La excusa detrás de «Lo imposible» y «Más allá de la vida»             

El 26 de diciembre de 2004 un terremoto en el Océano Índico provocó el mayor tsunami del siglo XXI, el más devastador al que la humanidad se haya enfrentado jamás.

Lo que comenzó como una mañana idílica de Navidad en un resort de Khao Lak, Tailandia, se transformó en la peor de las pesadillas. María Belón leía junto a la piscina mientras su marido y sus tres hijos se bañaban. «De repente oímos un ruido horrible, como el sonido de miles de grandes aviones, y veo alzarse ante mis ojos un muro negro: era la ola». Un relato escalofriante en primera persona. Segundos más tarde la familia fue arrastrada por la fuerza torrencial del tsunami.

Haciéndolo posible

Bajo la dirección de J.A. Bayona, «Lo imposible» trasciende la gran pantalla al nacer del testimonio de la doctora española María Belón. Fue ella misma quien se sumergió en el proceso de producción, ensamblando su memoria con la visión cinematográfica.

El rodaje tuvo lugar principalmente en Ciudad de la Luz Film Studios, dotado de última tecnología. Se utilizaron más de 10 cámaras submarinas para poder capturar con precisión los movimientos del agua y de los personajes. Para el impacto de la ola, creada en uno de los tanques de agua más grandes del mundo, necesitaron millones de litros de agua movidos por un sistema generador de oleaje, exigiendo a los actores un duro trabajo físico. En una de las jornadas de rodaje, el set entero se estremece cuando, de un silencio absoluto, empieza a sonar una melodía de Morricone. Aferrada con fuerza a un árbol y completamente metida en la piel de María, Naomi Watts lanza un grito desgarrador que confirma la enorme carga emocional de “Lo imposible”.

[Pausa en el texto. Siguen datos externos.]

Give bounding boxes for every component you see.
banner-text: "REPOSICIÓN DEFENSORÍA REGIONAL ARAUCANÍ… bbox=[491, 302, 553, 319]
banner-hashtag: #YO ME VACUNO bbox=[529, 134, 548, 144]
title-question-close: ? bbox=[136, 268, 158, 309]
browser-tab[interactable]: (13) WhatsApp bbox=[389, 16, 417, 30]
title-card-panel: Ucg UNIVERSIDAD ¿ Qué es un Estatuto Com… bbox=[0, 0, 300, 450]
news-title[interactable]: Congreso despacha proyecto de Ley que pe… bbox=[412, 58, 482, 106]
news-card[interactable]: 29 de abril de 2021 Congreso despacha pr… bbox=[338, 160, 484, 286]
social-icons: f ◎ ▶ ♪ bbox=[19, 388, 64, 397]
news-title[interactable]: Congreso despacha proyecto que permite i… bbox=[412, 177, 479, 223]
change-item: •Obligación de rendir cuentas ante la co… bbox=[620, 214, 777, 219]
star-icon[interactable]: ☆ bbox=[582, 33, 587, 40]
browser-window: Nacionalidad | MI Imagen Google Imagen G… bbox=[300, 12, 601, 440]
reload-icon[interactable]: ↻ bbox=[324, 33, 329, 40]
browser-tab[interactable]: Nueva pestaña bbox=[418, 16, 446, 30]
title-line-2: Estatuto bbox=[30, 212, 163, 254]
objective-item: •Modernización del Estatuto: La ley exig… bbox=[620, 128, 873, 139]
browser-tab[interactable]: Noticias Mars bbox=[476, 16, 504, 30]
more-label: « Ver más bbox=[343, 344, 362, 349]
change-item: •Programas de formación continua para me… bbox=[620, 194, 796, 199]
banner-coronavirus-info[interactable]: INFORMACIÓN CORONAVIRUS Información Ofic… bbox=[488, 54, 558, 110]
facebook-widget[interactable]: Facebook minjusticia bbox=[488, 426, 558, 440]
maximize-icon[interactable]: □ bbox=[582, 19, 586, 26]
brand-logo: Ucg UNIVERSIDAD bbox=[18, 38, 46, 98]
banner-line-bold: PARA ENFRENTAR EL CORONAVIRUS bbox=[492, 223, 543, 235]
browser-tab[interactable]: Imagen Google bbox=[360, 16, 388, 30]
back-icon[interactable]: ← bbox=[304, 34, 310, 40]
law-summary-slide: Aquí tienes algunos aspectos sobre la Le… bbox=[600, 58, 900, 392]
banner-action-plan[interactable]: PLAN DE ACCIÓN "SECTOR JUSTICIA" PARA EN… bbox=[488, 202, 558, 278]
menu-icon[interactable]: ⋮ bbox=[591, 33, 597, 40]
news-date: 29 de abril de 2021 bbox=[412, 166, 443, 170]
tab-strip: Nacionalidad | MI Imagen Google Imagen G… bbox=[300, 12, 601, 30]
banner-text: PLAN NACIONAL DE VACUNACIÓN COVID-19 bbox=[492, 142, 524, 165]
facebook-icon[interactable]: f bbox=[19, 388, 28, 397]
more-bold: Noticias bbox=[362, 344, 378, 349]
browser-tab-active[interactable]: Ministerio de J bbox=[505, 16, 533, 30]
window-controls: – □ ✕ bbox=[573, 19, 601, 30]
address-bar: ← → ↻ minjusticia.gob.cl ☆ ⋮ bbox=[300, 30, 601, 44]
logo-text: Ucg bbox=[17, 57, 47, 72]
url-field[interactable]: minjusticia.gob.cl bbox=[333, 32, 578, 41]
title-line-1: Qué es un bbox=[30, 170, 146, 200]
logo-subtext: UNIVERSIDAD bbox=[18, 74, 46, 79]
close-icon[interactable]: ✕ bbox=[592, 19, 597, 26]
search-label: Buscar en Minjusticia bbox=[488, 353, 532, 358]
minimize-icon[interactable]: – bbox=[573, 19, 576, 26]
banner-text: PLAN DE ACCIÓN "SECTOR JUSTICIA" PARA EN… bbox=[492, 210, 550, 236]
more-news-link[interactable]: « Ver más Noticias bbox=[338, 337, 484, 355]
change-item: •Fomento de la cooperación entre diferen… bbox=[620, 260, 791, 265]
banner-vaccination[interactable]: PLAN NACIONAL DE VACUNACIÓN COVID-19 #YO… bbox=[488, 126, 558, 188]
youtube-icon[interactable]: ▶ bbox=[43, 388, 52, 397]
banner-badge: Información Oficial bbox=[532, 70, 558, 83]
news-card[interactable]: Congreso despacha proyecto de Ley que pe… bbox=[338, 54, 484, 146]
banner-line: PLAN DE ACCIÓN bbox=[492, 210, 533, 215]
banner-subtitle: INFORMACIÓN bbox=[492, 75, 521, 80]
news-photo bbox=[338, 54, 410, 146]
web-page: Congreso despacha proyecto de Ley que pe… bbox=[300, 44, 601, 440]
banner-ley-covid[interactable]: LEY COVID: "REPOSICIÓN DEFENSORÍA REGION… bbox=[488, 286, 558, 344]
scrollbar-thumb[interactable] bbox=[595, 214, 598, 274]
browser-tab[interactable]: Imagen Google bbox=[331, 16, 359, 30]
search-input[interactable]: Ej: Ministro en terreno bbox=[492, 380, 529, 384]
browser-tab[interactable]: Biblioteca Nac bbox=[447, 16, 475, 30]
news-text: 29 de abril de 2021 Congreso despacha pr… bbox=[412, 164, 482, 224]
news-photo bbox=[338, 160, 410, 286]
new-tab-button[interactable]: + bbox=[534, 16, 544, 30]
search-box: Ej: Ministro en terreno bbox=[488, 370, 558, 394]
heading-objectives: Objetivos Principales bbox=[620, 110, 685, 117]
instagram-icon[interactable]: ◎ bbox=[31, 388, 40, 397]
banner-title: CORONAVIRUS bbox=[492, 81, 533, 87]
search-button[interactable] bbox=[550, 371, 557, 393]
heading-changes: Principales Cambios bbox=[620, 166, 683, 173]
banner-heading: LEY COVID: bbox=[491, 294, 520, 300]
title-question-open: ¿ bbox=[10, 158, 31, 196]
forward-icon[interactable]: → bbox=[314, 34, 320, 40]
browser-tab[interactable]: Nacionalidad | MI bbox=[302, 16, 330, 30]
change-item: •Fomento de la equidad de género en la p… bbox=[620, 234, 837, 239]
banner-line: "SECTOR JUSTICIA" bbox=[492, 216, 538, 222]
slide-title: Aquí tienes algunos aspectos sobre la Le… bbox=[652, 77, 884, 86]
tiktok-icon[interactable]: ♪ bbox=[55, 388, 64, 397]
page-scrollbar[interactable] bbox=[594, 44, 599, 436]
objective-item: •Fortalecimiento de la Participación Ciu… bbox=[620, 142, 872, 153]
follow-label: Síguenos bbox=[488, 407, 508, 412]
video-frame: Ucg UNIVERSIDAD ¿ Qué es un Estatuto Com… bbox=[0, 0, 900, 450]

El tsunami como punto de partida

Para crear la compleja secuencia de la misma ola, en «Más allá de la vida» de Clint Eastwood, el equipo grabó en la isla hawaiana de Maui, compuesta por materiales obtenidos en un inmenso tanque de agua en los Estudios Pinewood y en colaboración con la compañía de efectos visuales Scanline. Emplearon escaneados láser de todos los elementos, desde la playa hasta los actores y los destrozos provocados por el tsunami para construir un modelo digital y recrear la ola devastadora.

En dos partes

El personaje de Cécile de France en «Más allá de la vida» podría funcionar casi como una secuela del personaje de Naomi Watts en «Lo imposible».  Ambos cineastas confluyen en un mismo fenómeno natural devastador dándoles un vuelco a la corriente de la vida de sus personajes. Tanto Marie como María consiguen recuperar sus vidas tras haber atravesado una experiencia traumática de una intensidad abrumadora. En el minuto final de «Lo imposible», el director lleva a la pantalla la mirada desgarradora de una de las actrices más poderosas de Hollywood, lo que había sido unas vacaciones navideñas en una de las playas más paradisíacas del mundo se transformó en pánico y en una lucha desesperada por la supervivencia.

Clint Eastwood, en cambio, se sumerge en una historia coral. El instante aterrador del tsunami es como si fuese el primer relato de un cuento de terror, y a partir de allí narrar otras historias vinculadas, de una u otra forma, a la muerte. En una costa del sur de Asia una famosa periodista francesa es azotada por el maremoto, en un barrio marginal de Londres, dos hermanos gemelos que viven con una madre enferma y temiendo la visita de servicios sociales, resulta en la muerte accidental de uno de ellos, y al otro lado del mundo, en San Francisco, un obrero constructor y fanático de Charles Dickens posee el don de contactarse con los muertos. Contados de manera singular a través de los ojos de tres personas de distintos lugares del mundo y contextos opuestos, estos relatos se integran magistralmente al final.

El miedo, el sentido de la existencia, el amor y la soledad absoluta, se reflejan en la mirada de cada historia de «Más allá de la vida». Bayona comprime todas esas sensaciones en el plano monstruosamente excepcional de «Lo imposible»: la cámara, desde una perspectiva cenital, muestra a la protagonista emergiendo de la ola, aferrada a un tronco y perdida en la inmensidad de lo inexplicable.